Then the first tiger started walking upright and nothing was ever the same.
People pointed and bustled each other and The Owner of the Zoo looked to his patrons for help.
‘What’s going on here?’ he asked them. And the parents and children threw up their hands and turned to each other and shrugged and took photographs. The Upright Tiger yawned, scratched its neck, and licked its nose. It stumbled, occasionally, but otherwise it seemed perfectly comfortable moving about on its hind legs. It “promenaded”, as news reporters were later to say, around its enclosure and then, after an hour or so, it did some stretching exercises and, most amazingly of all, push-ups. More photographs were taken.
Soon, other tigers began hoisting themselves onto their hind legs and following The Upright Tiger as he jogged laps around the enclosure.
The parents and children gasped, and took photographs, and bought overpriced sandwiches.
Soon, more visitors arrived at the zoo. They crowded around the enclosure and, before long, many of them were demanding a reduction in entrance rates as their views were obscured by the sandwiches and stuff.
And quite soon The Upright Tigers were not the phenomenon that they once were.

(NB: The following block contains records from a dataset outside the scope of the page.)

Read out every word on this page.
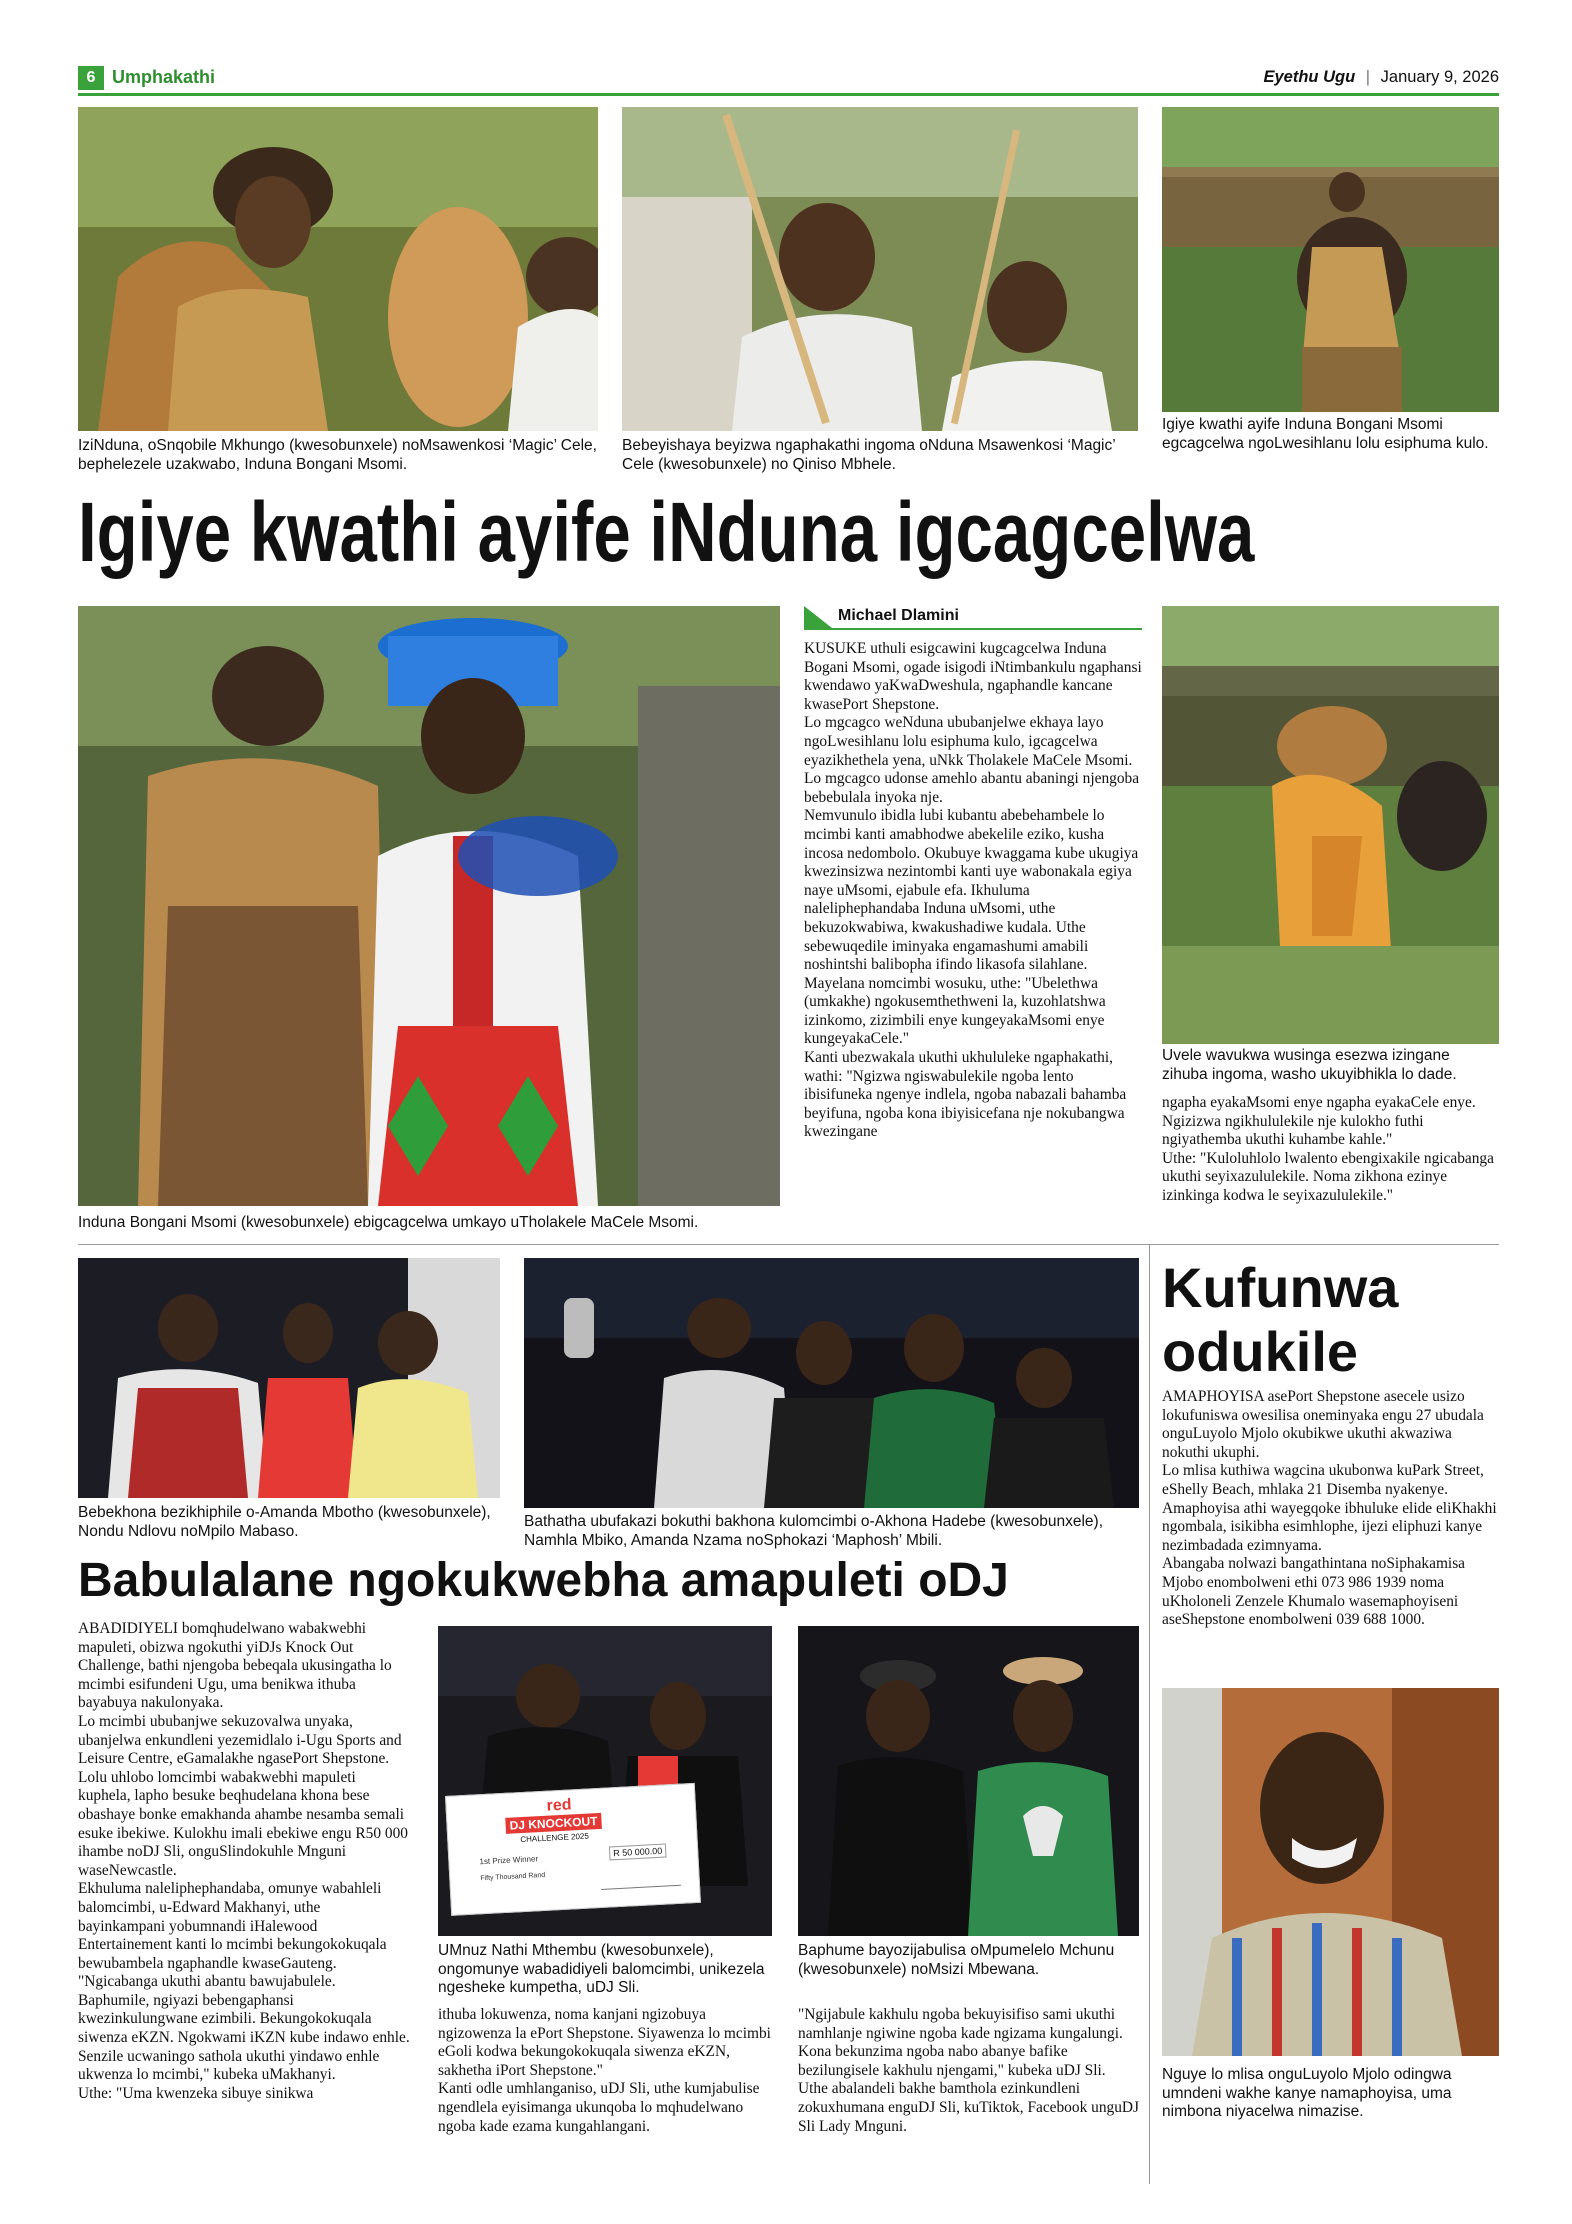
6 Umphakathi	Eyethu Ugu | January 9, 2026
IziNduna, oSnqobile Mkhungo (kwesobunxele) noMsawenkosi ‘Magic’ Cele, bephelezele uzakwabo, Induna Bongani Msomi.
Bebeyishaya beyizwa ngaphakathi ingoma oNduna Msawenkosi ‘Magic’ Cele (kwesobunxele) no Qiniso Mbhele.
Igiye kwathi ayife Induna Bongani Msomi egcagcelwa ngoLwesihlanu lolu esiphuma kulo.
Igiye kwathi ayife iNduna igcagcelwa
Induna Bongani Msomi (kwesobunxele) ebigcagcelwa umkayo uTholakele MaCele Msomi.
Michael Dlamini

KUSUKE uthuli esigcawini kugcagcelwa Induna Bogani Msomi, ogade isigodi iNtimbankulu ngaphansi kwendawo yaKwaDweshula, ngaphandle kancane kwasePort Shepstone.

Lo mgcagco weNduna ububanjelwe ekhaya layo ngoLwesihlanu lolu esiphuma kulo, igcagcelwa eyazikhethela yena, uNkk Tholakele MaCele Msomi. Lo mgcagco udonse amehlo abantu abaningi njengoba bebebulala inyoka nje.

Nemvunulo ibidla lubi kubantu abebehambele lo mcimbi kanti amabhodwe abekelile eziko, kusha incosa nedombolo. Okubuye kwaggama kube ukugiya kwezinsizwa nezintombi kanti uye wabonakala egiya naye uMsomi, ejabule efa. Ikhuluma naleliphephandaba Induna uMsomi, uthe bekuzokwabiwa, kwakushadiwe kudala. Uthe sebewuqedile iminyaka engamashumi amabili noshintshi balibopha ifindo likasofa silahlane.

Mayelana nomcimbi wosuku, uthe: "Ubelethwa (umkakhe) ngokusemthethweni la, kuzohlatshwa izinkomo, zizimbili enye kungeyakaMsomi enye kungeyakaCele."

Kanti ubezwakala ukuthi ukhululeke ngaphakathi, wathi: "Ngizwa ngiswabulekile ngoba lento ibisifuneka ngenye indlela, ngoba nabazali bahamba beyifuna, ngoba kona ibiyisicefana nje nokubangwa kwezingane

Uvele wavukwa wusinga esezwa izingane zihuba ingoma, washo ukuyibhikla lo dade.

ngapha eyakaMsomi enye ngapha eyakaCele enye. Ngizizwa ngikhululekile nje kulokho futhi ngiyathemba ukuthi kuhambe kahle."

Uthe: "Kuloluhlolo lwalento ebengixakile ngicabanga ukuthi seyixazululekile. Noma zikhona ezinye izinkinga kodwa le seyixazululekile."

Bebekhona bezikhiphile o-Amanda Mbotho (kwesobunxele), Nondu Ndlovu noMpilo Mabaso.
Bathatha ubufakazi bokuthi bakhona kulomcimbi o-Akhona Hadebe (kwesobunxele), Namhla Mbiko, Amanda Nzama noSphokazi ‘Maphosh’ Mbili.
Babulalane ngokukwebha amapuleti oDJ

ABADIDIYELI bomqhudelwano wabakwebhi mapuleti, obizwa ngokuthi yiDJs Knock Out Challenge, bathi njengoba bebeqala ukusingatha lo mcimbi esifundeni Ugu, uma benikwa ithuba bayabuya nakulonyaka.

Lo mcimbi ububanjwe sekuzovalwa unyaka, ubanjelwa enkundleni yezemidlalo i-Ugu Sports and Leisure Centre, eGamalakhe ngasePort Shepstone.

Lolu uhlobo lomcimbi wabakwebhi mapuleti kuphela, lapho besuke beqhudelana khona bese obashaye bonke emakhanda ahambe nesamba semali esuke ibekiwe. Kulokhu imali ebekiwe engu R50 000 ihambe noDJ Sli, onguSlindokuhle Mnguni waseNewcastle.

Ekhuluma naleliphephandaba, omunye wabahleli balomcimbi, u-Edward Makhanyi, uthe bayinkampani yobumnandi iHalewood Entertainement kanti lo mcimbi bekungokokuqala bewubambela ngaphandle kwaseGauteng. "Ngicabanga ukuthi abantu bawujabulele. Baphumile, ngiyazi bebengaphansi kwezinkulungwane ezimbili. Bekungokokuqala siwenza eKZN. Ngokwami iKZN kube indawo enhle. Senzile ucwaningo sathola ukuthi yindawo enhle ukwenza lo mcimbi," kubeka uMakhanyi.

Uthe: "Uma kwenzeka sibuye sinikwa

red
DJ KNOCKOUT
CHALLENGE 2025
1st Prize Winner
R 50 000.00
Fifty Thousand Rand
UMnuz Nathi Mthembu (kwesobunxele), ongomunye wabadidiyeli balomcimbi, unikezela ngesheke kumpetha, uDJ Sli.
Baphume bayozijabulisa oMpumelelo Mchunu (kwesobunxele) noMsizi Mbewana.

ithuba lokuwenza, noma kanjani ngizobuya ngizowenza la ePort Shepstone. Siyawenza lo mcimbi eGoli kodwa bekungokokuqala siwenza eKZN, sakhetha iPort Shepstone."

Kanti odle umhlanganiso, uDJ Sli, uthe kumjabulise ngendlela eyisimanga ukunqoba lo mqhudelwano ngoba kade ezama kungahlangani.

"Ngijabule kakhulu ngoba bekuyisifiso sami ukuthi namhlanje ngiwine ngoba kade ngizama kungalungi. Kona bekunzima ngoba nabo abanye bafike bezilungisele kakhulu njengami," kubeka uDJ Sli. Uthe abalandeli bakhe bamthola ezinkundleni zokuxhumana enguDJ Sli, kuTiktok, Facebook unguDJ Sli Lady Mnguni.

Kufunwa
odukile

AMAPHOYISA asePort Shepstone asecele usizo lokufuniswa owesilisa oneminyaka engu 27 ubudala onguLuyolo Mjolo okubikwe ukuthi akwaziwa nokuthi ukuphi.

Lo mlisa kuthiwa wagcina ukubonwa kuPark Street, eShelly Beach, mhlaka 21 Disemba nyakenye. Amaphoyisa athi wayegqoke ibhuluke elide eliKhakhi ngombala, isikibha esimhlophe, ijezi eliphuzi kanye nezimbadada ezimnyama.

Abangaba nolwazi bangathintana noSiphakamisa Mjobo enombolweni ethi 073 986 1939 noma uKholoneli Zenzele Khumalo wasemaphoyiseni aseShepstone enombolweni 039 688 1000.

Nguye lo mlisa onguLuyolo Mjolo odingwa umndeni wakhe kanye namaphoyisa, uma nimbona niyacelwa nimazise.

People started shouting ‘Do some tricks!’ and ‘Can’t you guys fight or something?’
This led to rules being enforced. Great wooden signs were erected and, in terrifying red paint, the words DO NOT ANTAGONISE THE TIGERS were printed on them for all to see.
The parents and children did not approve and fighting broke out. Many cameras were smashed. Not many sandwiches were purchased.
The bars of the enclosure rattled as bodies bounced this way and that. Babies cried. The Owner of the Zoo shook his finger and breathed deeply through his nose and jotted things in his waterproof notepad.
Then the first tiger started to talk and nothing was ever the same.
The Upright Tiger bellowed so loud as to force the parents and children to their knees in terror and admiration. As The Upright Tiger cleared its throat, the very earth seemed to buckle and warp.
The Upright Tiger, drawing a deep, theatrical breath into his imposing, hirsute carriage, announced for all to hear: ‘We are tired of walking on our hind legs. Our paws are terribly blistered and are nails catch on the undergrowth. Our knees ache at night and, worst of all, our droppings sometimes stick to our legs and then the brave amongst us must endeavour to remove them. We have had enough. Leave us alone. We shall never walk upright again.’
More sandwiches were consumed, more photographs were taken, but The Upright Tiger was true to his promise. He, and his kind, never walked upright again.
Then the first tiger sprouted wings and nothing was ever the same.